The winning weighted-average interest rate was 10.6pc.

Yinager Dessie (PhD), governor of the central bank.

Amidst the tight liquidity conditions in the banking industry, the National Bank of Ethiopia (NBE) offered 5.5 billion Br in loans to commercial banks at a competitive bidding interest rate.

Following the central bank's letter dispatched to the 17 banks on December 25, 2019, all of them have applied for a total of 8.7 billion Br in loans, oversubscribing the offer by 3.2 billion Br. Unlike previous times, where the banks were borrowing money from the central bank at their maximum lending rate, NBE made them bid on the interest rate.

The loan from the central bank arrived on the scene at a time when banks pay out dividends to shareholders and taxes on profits to the tax authority, which places their operations in a tight liquidity environment.

In their loan applications, which were submitted a day later, the highest interest rate offered was 15.29pc, while the lowest was nine percent. The winning weighted-average interest rate was 10.6pc. The banks were notified of the result and told to sign the agreement.

While availing the loans, the central bank set the lowest interest rate at nine percent, which is 4.5 percentage points lower than the average lending rate of the commercial banks. The loan has a maturity period of two months. The central bank also limited the maximum value a particular bank can apply for at 15pc of the 5.5 billion Br, which is 825 million Br.

To ease the cash-strapped industry, the central bank usually offers loans to banks with an interest rate that is equivalent to their maximum lending interest rate. The banks were requesting whatever amount of value they need to stabilise their liquidity conditions.

The headquarters of the National Bank of Ethiopia (NBE) located off Sudan Street.

Unusually, the current liquidity crunch in the banking industry is very severe this year, according to a senior bank president at one of the larger commercial banks.

"Due to the existing foreign currency crunch coupled with the higher inflation rate and depreciation of the Birr," said the bank executive, "depositors aren't coming to us, while the remaining are withdrawing money to put the cash on collateral."

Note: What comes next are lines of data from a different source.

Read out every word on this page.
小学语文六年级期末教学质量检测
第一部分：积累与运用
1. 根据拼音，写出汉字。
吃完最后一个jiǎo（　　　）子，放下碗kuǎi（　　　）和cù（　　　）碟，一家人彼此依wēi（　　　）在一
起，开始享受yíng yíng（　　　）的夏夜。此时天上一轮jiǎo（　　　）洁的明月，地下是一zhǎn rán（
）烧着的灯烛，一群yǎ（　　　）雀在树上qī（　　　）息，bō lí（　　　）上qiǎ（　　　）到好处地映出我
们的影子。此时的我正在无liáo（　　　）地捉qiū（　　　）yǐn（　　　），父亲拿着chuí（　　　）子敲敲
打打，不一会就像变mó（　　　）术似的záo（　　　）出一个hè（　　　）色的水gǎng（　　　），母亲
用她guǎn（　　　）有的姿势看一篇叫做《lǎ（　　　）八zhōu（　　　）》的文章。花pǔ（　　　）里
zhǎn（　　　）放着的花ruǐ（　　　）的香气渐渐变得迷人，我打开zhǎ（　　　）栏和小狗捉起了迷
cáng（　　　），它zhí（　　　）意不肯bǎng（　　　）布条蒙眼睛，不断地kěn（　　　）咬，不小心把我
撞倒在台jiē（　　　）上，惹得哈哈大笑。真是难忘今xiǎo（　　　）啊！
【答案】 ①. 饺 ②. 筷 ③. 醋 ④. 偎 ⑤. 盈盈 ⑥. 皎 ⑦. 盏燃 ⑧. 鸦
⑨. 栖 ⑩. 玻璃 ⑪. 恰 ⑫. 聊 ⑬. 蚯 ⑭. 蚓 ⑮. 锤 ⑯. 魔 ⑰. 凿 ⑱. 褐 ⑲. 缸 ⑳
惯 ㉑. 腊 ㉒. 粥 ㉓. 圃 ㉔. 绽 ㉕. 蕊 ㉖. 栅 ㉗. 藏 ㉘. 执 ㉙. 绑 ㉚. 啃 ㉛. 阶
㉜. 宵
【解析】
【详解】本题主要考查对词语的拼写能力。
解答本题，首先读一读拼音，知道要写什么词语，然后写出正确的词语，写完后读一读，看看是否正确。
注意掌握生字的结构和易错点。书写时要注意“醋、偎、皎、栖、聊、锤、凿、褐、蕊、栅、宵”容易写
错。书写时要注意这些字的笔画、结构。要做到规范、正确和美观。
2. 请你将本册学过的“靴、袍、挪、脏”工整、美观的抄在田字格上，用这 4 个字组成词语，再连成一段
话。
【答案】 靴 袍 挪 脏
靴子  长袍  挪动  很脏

Last month the headline inflation rate reached 20.8pc, while the Birr against the dollar weakened by 0.2pc every working day.

Thus, operators in the banking industry are currently facing challenges to clear checks among them, according to sources close to the case.

In fact at a single branch, Commercial Bank of Ethiopia's Finfine Branch, over one billion Br worth of checks is waiting to be cleared, according to a source knowledgable on the matter.

The liquidity crunch at the banks is expected, since most of the private banks were operating in tight liquidity conditions last year, according to Abdulmenan Mohammed, a financial statement analyst who closely follows the financial reports of banks.

"Last year, the loan-to-deposit ratio [a measure to assess a bank's liquidity] of most of the banks has increased," he said, adding that the banks were disbursing a considerable amount of loans. "There were some private banks, whose loan-to-deposit ratio exceeded 70pc."

The average loan-to-deposit ratio of both private and state banks was 58.7pc last fiscal year, which was higher by over three percentage points from the previous year.

The banks' liquidity ratio (a financial metric used to determine the ability to pay off debt without raising external capital) stood at 17.2pc, growing 16.2pc from the preceding year. The central bank requires banks to maintain liquid assets of no less than 15pc of their net current liabilities.

Abdulmenan recommends the governing bank raise this figure higher.

"Considering the size of the banks, which are growing," said Abdulmenan, "the central bank should increase the rate to minimise risk."

He also says the oversubscription of the banks shows the current liquidity crisis has reached a concerning level.

"This happens at a time when the central bank has lifted the NBE bill purchase requirement on banks," he said, "which helps the banks improve their liquidity level."

For the past eight years, the private banks had been purchasing a 27pc bond from the central bank whenever they approved loans and advances. Over this period, the banks bought a total of 116 billion Br of the NBE bills, of which 30 billion Br has matured and was repaid.

Appreciating the central bank's initiative to improve the liquidity crunch, some bank executives are not happy with the interest rate.

"It's not fair to pay interest to the national bank, while we have a huge amount of money with the bank in the form of NBE bills," said a senior bank president. "The Bank should have given us the money, and we can return it later."